Título: Esperneio inútil
Autor:
Fonte: O Estado de São Paulo, 20/09/2006, Notas e Informações, p. A3

O Brasil usou amplamente o direito de espernear, sem o mínimo efeito prático, no debate sobre a nova distribuição de cotas e de poder de voto no Fundo Monetário Internacional (FMI). Classificada como inaceitável pelo governo brasileiro, foi aprovada com 90,6% dos votos a proposta apresentada pelo diretor-gerente do Fundo, Rodrigo de Rato. Um resultado como esse não admite discussão, mesmo levando-se em conta que os dez maiores sócios detêm pouco mais de 50% do poder e estavam decididos a apoiar a resolução.

O fato é que os principais opositores - Brasil, Argentina, Índia e Egito - não mobilizaram apoio sequer para um resultado menos que esmagador. Este adjetivo foi usado pelo diretor-gerente, na terça-feira, para anunciar o resultado à assembléia geral de ministros.

Os opositores ainda poderão lutar, na próxima fase da reforma, para que a nova fórmula das cotas, ainda não definida, sirva a seus interesses e não sacrifique alguns países de renda média em benefício de outros emergentes.

A derrota na primeira batalha pode ajudar os brasileiros a pensar com um pouco mais de realismo sobre sua posição no mundo e sobre os objetivos nacionais. Uma lição de humildade pode ser salutar de vez em quando.

Que a Índia não tenha conseguido apoio em sua região é compreensível, apesar de seu peso. Os governos da Ásia mostram entusiasmo com o fortalecimento da China e da Coréia, beneficiadas na primeira fase da reforma. A imprensa regional tem refletido otimismo quanto à influência crescente dos países da área. A integração regional é um fato econômico tangível. O papel da China como indutora de crescimento é reconhecido.

Brasil e Argentina conseguiram apoio de boa parte dos latino-americanos. O fortalecimento do México, também favorecido na primeira distribuição de cotas, não parece haver emocionado a região. Poucos latino-americanos votaram a favor da proposta, segundo as informações conhecidas até agora.

Brasil e Argentina, que representam na Diretoria Executiva dois grupos de países com poucos votos individuais, parecem haver liderado seus parceiros. O caso da Ásia é diferente: a liderança de países como China e Coréia tem relação com a economia regional e não com a organização interna do FMI.

O confronto, portanto, foi entre um grupo formado na maior parte por latino-americanos e o resto do mundo. Este resto inclui todas as grandes potências capitalistas, a China e quase todas as nações emergentes mais dinâmicas, incluído o grupo do Leste Europeu.

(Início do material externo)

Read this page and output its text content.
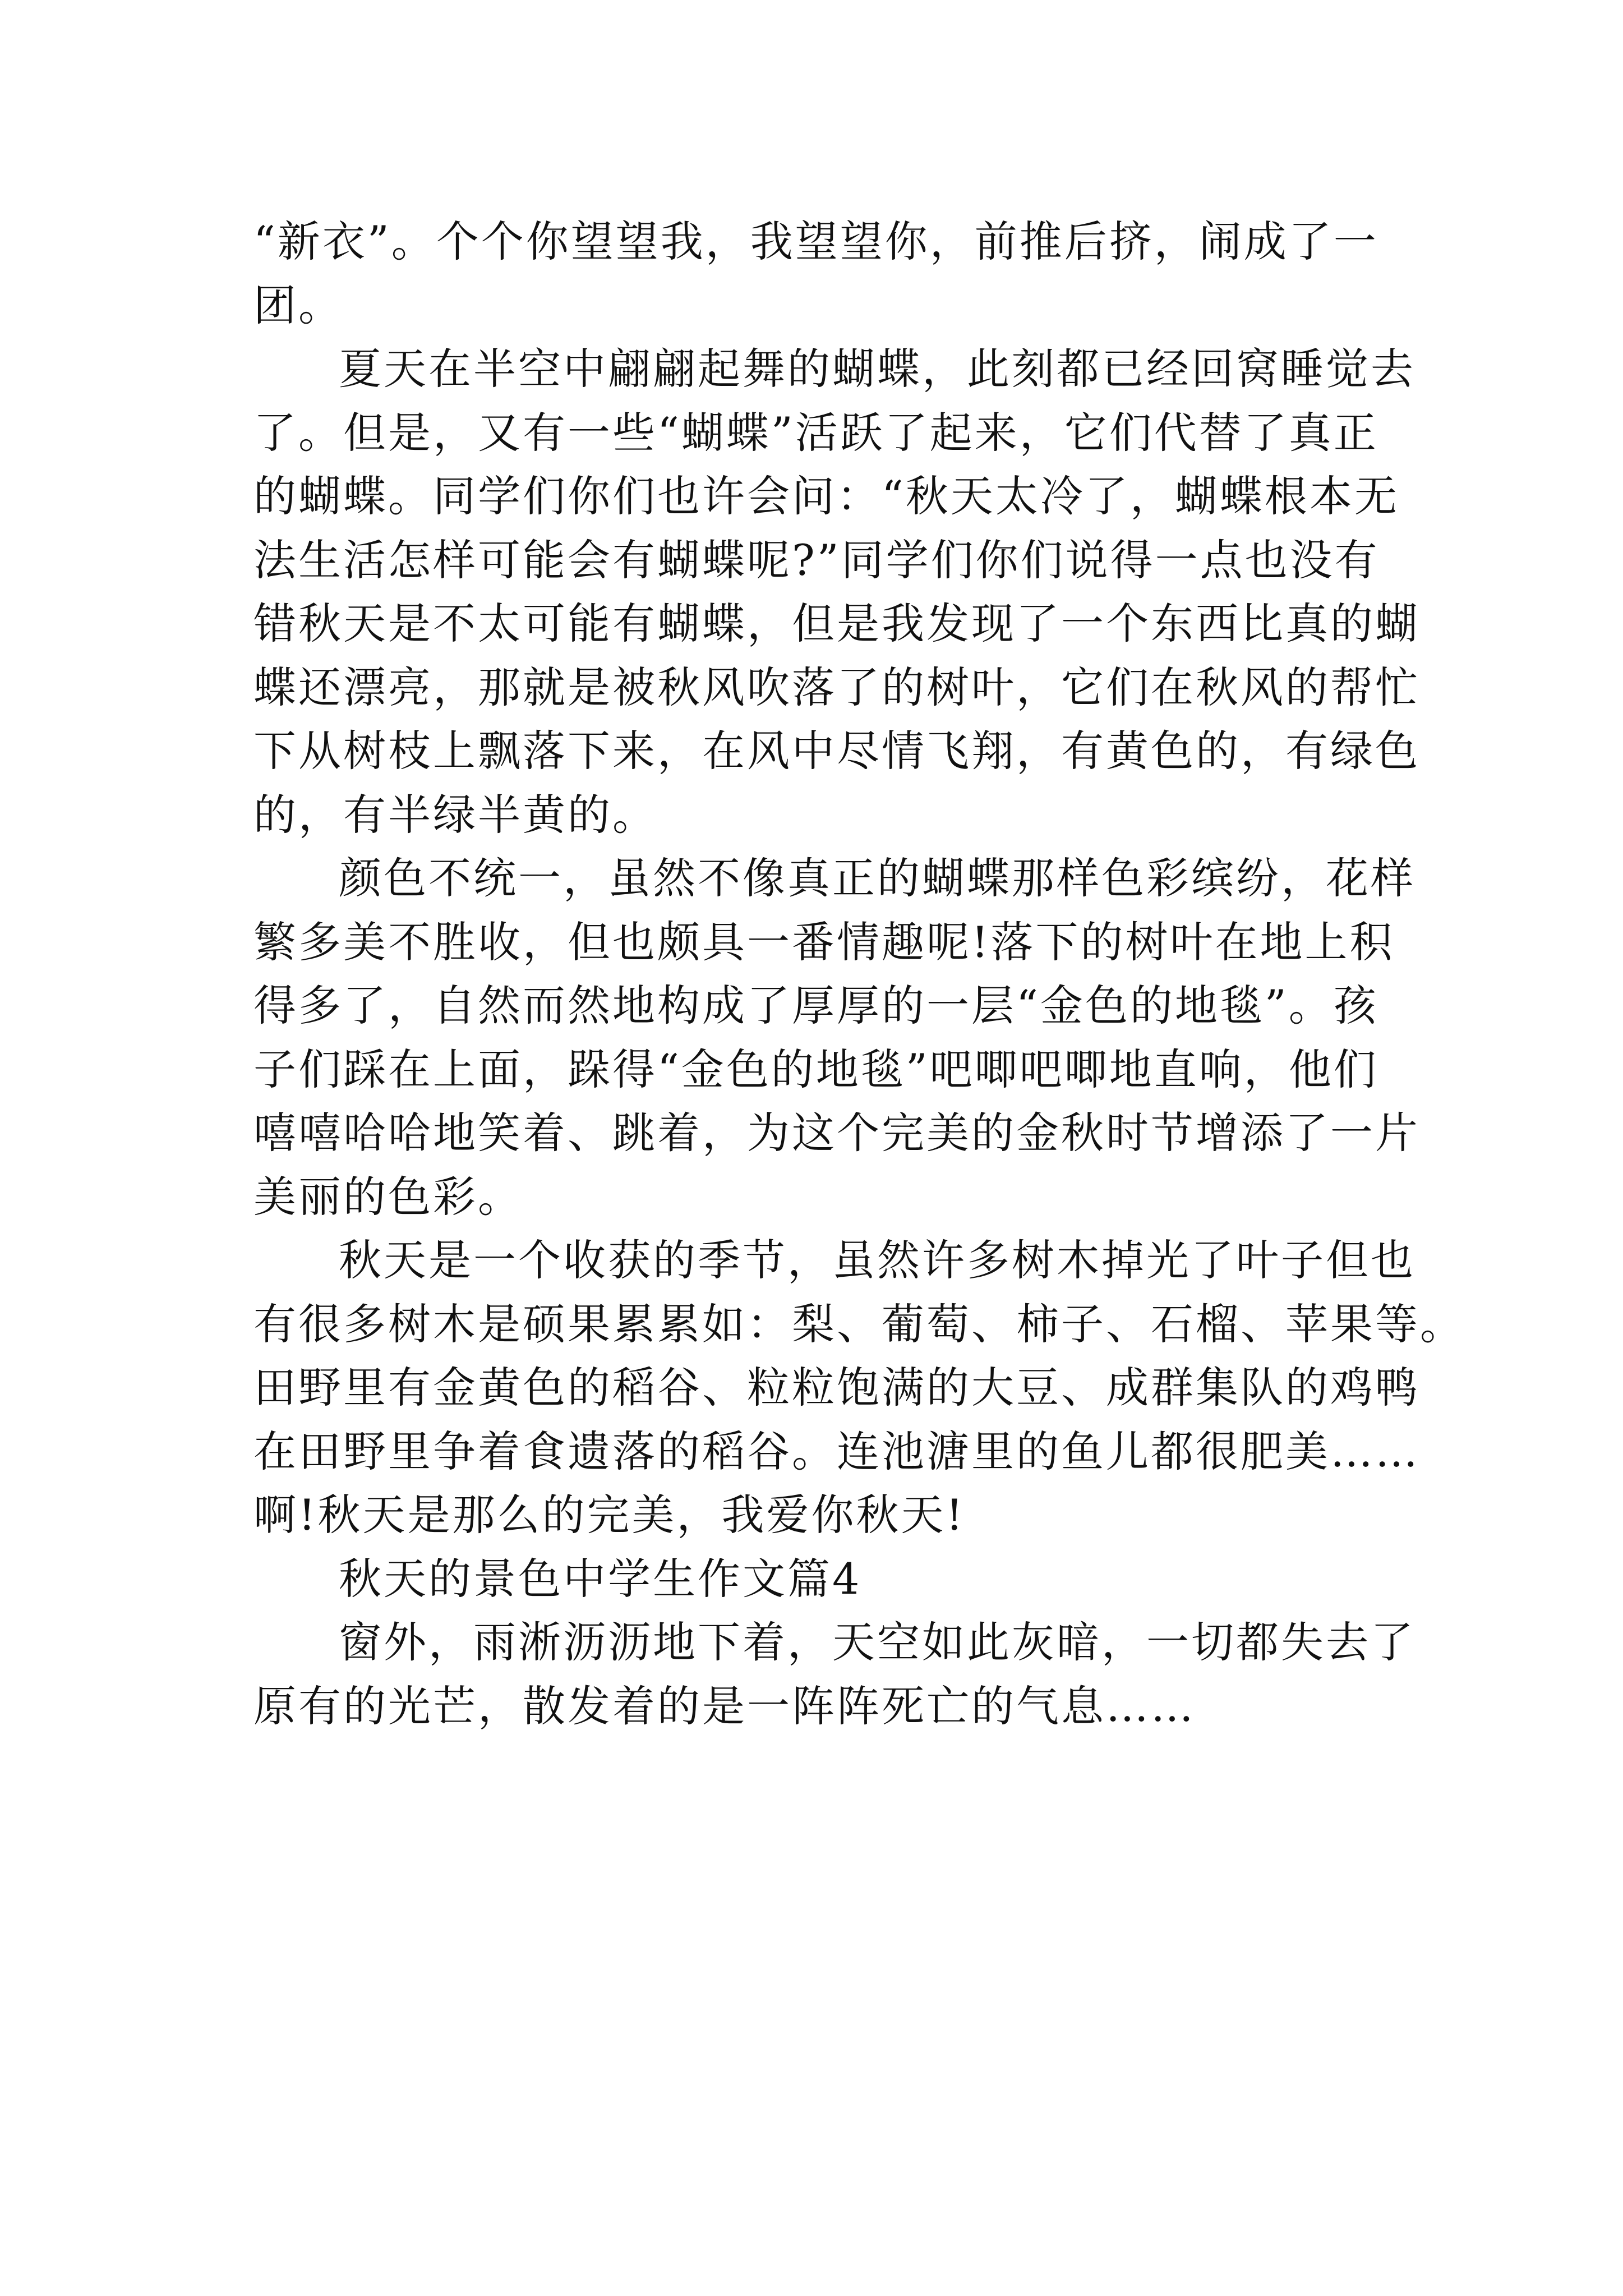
“新衣”。个个你望望我，我望望你，前推后挤，闹成了一
团。
夏天在半空中翩翩起舞的蝴蝶，此刻都已经回窝睡觉去
了。但是，又有一些“蝴蝶”活跃了起来，它们代替了真正
的蝴蝶。同学们你们也许会问：“秋天太冷了，蝴蝶根本无
法生活怎样可能会有蝴蝶呢?”同学们你们说得一点也没有
错秋天是不太可能有蝴蝶，但是我发现了一个东西比真的蝴
蝶还漂亮，那就是被秋风吹落了的树叶，它们在秋风的帮忙
下从树枝上飘落下来，在风中尽情飞翔，有黄色的，有绿色
的，有半绿半黄的。
颜色不统一，虽然不像真正的蝴蝶那样色彩缤纷，花样
繁多美不胜收，但也颇具一番情趣呢!落下的树叶在地上积
得多了，自然而然地构成了厚厚的一层“金色的地毯”。孩
子们踩在上面，跺得“金色的地毯”吧唧吧唧地直响，他们
嘻嘻哈哈地笑着、跳着，为这个完美的金秋时节增添了一片
美丽的色彩。
秋天是一个收获的季节，虽然许多树木掉光了叶子但也
有很多树木是硕果累累如：梨、葡萄、柿子、石榴、苹果等。
田野里有金黄色的稻谷、粒粒饱满的大豆、成群集队的鸡鸭
在田野里争着食遗落的稻谷。连池溏里的鱼儿都很肥美……
啊!秋天是那么的完美，我爱你秋天!
秋天的景色中学生作文篇4
窗外，雨淅沥沥地下着，天空如此灰暗，一切都失去了
原有的光芒，散发着的是一阵阵死亡的气息……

Não surpreende que a resistência do Brasil e de seus parceiros tenha atraído pouca atenção. A América Latina tem mudado, está menos vulnerável e não está em crise neste momento, mas isso é tudo. A maioria de seus países continua a crescer muito menos que as outras economias em desenvolvimento. Nada muito interessante está ocorrendo na região - pelo menos nada de positivo - enquanto a Ásia oferece ao mundo o espetáculo de quatro décadas de crescimento e de modernização. Fora da Ásia, a grande mudança ocorre no Leste Europeu ex-comunista, que se transformou num espaço preferencial de investimento para as empresas da Europa Ocidental.

Quanto ao Brasil, é um país grande, que ainda carrega o peso de 20 anos de estagnação e não parece ter um rumo definido para o longo prazo. Exibe uma curiosa mistura de modernidade - concentrada no agronegócio e em certos núcleos industriais - e de grande atraso político, institucional e social. É relevante no comércio agrícola e também exporta produtos industriais, mas disputa pouco espaço nos mercados de produtos de tecnologia de ponta. Está muito menos integrado na economia global do que os emergentes mais dinâmicos. Apesar do aumento de suas exportações, seu peso no comércio internacional ainda é modesto.

Enquanto seus líderes são incapazes de resolver questões elementares da modernização e do desenvolvimento, como a reforma dos impostos e da educação, o Brasil assiste, semi-estagnado, à rápida transformação de outras regiões. Irrelevância é uma das conseqüências dessa situação. Nos últimos dias, o esperneio brasileiro no FMI não teve nenhuma repercussão notável. Quem pode surpreender-se com isso?